In other words, it's interesting to find out which and how many connected nodes are shared between any two nodes, i.e. how many "friends" are shared between two individuals.
Or better yet, to find those nodes sharing a certain (minimum) number of nodes with the current one. This could be useful to suggest a new possible friend, or in the case of recommendation systems, to suggest a new item/genre that matches the user's interests. There are many ways of doing this. In theory, this is bordering on the domain of collaborative filtering (also check this and this), so using Pearson's correlation or a similar distance measure with an appropriate algorithm is going to generate the best results. Collaborative filtering is an incredibly interesting topic on its own, but outside the scope of this article. A rough and inexpensive alternative is to find the nodes having distance equals to 2, and filter those that either have a common charateristic with the source node (went to the same school / worked at the same company, belong to the same interest group / are items of the same genre) or have several mutual "friends".

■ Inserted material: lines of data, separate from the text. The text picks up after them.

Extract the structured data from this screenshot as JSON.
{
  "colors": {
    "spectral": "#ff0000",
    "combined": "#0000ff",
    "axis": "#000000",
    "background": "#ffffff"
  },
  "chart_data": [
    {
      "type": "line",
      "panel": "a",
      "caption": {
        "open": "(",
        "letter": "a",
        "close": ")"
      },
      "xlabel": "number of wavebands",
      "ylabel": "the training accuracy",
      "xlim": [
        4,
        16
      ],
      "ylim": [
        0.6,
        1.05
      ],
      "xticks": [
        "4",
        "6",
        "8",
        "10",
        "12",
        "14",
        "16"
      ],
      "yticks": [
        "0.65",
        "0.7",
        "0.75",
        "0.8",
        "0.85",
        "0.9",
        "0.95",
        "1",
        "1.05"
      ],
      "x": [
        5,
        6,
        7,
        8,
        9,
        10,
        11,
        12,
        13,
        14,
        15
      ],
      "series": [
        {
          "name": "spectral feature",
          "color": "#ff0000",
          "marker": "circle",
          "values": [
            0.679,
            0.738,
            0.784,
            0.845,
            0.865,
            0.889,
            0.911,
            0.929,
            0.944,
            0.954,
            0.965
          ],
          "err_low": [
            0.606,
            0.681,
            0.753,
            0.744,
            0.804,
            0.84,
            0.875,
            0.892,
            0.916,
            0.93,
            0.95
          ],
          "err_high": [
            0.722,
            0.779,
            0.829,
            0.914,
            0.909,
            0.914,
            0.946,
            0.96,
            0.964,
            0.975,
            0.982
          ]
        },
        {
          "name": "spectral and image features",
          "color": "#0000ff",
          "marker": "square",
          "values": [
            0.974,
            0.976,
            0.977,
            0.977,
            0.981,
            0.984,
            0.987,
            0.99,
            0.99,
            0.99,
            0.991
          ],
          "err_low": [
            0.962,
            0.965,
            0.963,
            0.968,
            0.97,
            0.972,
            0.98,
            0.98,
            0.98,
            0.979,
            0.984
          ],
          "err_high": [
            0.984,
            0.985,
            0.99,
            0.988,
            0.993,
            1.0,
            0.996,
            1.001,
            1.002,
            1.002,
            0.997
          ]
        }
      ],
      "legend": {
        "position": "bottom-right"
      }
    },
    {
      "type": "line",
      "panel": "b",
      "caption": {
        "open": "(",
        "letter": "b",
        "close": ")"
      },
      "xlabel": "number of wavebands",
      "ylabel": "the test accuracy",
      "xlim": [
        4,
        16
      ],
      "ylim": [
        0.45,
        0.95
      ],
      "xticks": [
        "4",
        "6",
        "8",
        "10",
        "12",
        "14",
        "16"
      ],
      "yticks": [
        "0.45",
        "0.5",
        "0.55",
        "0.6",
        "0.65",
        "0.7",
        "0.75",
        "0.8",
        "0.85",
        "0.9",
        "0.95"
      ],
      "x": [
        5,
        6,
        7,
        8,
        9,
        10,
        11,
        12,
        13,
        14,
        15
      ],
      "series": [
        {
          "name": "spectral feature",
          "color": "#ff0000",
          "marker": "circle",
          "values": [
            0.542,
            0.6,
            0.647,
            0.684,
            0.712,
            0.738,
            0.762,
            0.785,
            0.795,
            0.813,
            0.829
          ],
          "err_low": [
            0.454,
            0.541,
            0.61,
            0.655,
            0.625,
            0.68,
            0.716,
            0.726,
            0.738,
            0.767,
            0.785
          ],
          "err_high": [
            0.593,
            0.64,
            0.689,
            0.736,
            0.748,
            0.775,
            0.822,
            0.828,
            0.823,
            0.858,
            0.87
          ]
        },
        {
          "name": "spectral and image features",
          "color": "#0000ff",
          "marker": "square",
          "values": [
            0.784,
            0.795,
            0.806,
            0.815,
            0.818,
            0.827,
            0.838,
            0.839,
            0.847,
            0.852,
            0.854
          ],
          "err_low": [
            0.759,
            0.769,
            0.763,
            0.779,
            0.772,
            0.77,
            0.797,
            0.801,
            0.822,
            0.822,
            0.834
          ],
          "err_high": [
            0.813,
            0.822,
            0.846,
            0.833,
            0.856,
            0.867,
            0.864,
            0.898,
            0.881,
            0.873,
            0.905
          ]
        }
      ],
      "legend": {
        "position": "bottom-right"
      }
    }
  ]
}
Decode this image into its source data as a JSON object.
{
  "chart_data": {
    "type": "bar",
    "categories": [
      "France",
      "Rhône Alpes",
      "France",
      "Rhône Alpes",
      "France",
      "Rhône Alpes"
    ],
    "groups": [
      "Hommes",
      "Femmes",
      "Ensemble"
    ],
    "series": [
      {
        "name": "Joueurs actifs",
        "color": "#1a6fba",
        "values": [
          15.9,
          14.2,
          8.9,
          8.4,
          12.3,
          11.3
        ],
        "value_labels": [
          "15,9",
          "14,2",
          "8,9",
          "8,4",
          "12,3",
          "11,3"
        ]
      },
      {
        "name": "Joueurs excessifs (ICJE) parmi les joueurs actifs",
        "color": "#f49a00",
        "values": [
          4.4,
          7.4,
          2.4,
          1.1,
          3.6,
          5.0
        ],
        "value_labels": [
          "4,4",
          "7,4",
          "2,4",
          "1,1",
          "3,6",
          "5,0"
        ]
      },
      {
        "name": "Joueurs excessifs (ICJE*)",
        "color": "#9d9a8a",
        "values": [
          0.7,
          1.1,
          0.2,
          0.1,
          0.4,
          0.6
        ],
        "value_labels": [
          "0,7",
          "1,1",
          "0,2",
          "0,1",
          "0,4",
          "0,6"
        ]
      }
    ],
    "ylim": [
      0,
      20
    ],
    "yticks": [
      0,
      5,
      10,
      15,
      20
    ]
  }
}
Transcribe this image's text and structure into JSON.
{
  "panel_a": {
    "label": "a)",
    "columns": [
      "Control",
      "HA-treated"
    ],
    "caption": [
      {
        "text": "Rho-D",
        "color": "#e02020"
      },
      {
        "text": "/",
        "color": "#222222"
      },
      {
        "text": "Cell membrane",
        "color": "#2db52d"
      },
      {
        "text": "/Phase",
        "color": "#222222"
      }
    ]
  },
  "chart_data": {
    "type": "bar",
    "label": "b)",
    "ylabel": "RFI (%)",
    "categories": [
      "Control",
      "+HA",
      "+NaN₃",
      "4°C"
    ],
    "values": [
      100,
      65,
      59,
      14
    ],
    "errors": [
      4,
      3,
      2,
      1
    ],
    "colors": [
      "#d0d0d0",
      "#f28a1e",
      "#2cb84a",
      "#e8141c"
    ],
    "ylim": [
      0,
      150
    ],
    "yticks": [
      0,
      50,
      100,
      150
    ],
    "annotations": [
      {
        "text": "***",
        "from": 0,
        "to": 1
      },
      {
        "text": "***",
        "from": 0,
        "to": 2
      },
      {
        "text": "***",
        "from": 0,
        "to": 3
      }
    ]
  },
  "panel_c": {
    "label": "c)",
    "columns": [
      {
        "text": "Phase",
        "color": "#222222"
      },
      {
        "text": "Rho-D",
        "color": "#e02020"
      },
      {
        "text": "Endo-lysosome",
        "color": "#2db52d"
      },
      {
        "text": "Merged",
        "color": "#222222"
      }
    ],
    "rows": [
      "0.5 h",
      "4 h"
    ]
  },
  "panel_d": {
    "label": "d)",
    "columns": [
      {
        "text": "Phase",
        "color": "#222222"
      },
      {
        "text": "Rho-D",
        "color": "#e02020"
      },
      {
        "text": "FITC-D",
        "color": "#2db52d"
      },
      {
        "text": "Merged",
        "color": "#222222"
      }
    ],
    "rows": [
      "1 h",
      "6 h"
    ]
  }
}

This, again, is easily done once you have the transitive closure of the graph:
SELECT a AS you, b AS mightknow, shared_connection, CASE WHEN (n1.feat1 = n2.feat1 AND n1.feat1 = n3.feat1) THEN 'feat1 in common' WHEN (n1.feat2 = n2.feat2 AND n1.feat2 = n3.feat2) THEN 'feat2 in common' ELSE 'nothing in common' END AS reason FROM ( WITH RECURSIVE transitive_closure(a, b, distance, path_string) AS ( SELECT a, b, 1 AS distance, a || '.' || b || '.' AS path_string, b AS direct_connection FROM edges2 WHERE a = 1 -- set the starting node UNION ALL SELECT tc.a, e.b, tc.distance + 1, tc.path_string || e.b || '.' AS path_string, tc.direct_connection FROM edges2 AS e JOIN transitive_closure AS tc ON e.a = tc.b WHERE tc.path_string NOT LIKE '%' || e.b || '.%' AND tc.distance < 2 ) SELECT a, b, direct_connection AS shared_connection FROM transitive_closure WHERE distance = 2 ) AS youmightknow LEFT JOIN nodes AS n1 ON youmightknow.a = n1.id LEFT JOIN nodes AS n2 ON youmightknow.b = n2.id LEFT JOIN nodes AS n3 ON youmightknow.shared_connection = n3.id WHERE (n1.feat1 = n2.feat1 AND n1.feat1 = n3.feat1) OR (n1.feat2 = n2.feat2 AND n1.feat2 = n3.feat2);
you | mightknow | shared_connection | reason |
---|---|---|---|
1 | 5 | 3 | feat1 in common |
1 | 6 | 3 | feat1 in common |
1 | 6 | 5 | feat1 in common |
1 | 3 | 5 | feat1 in common |
1 | 3 | 6 | feat1 in common |
1 | 5 | 6 | feat1 in common |
Once you have selected these nodes, you can filter those recurring more often, or give more importance to those having a certain feature in common, or pick one randomly (so you don't end up suggesting the same node over and over).
In this article I had some fun with the new and powerful CTEs, and showed some practical examples where they can be useful. I also showed some approaches at solving the challenges faced by any social network or recommendation system. You are advised that depending on the size of the graph and the performance requirements of your application, the above queries might be too slow to run in realtime. Caching is your friend.
Many of the queries in this article have been revised, refer to these slides for changes.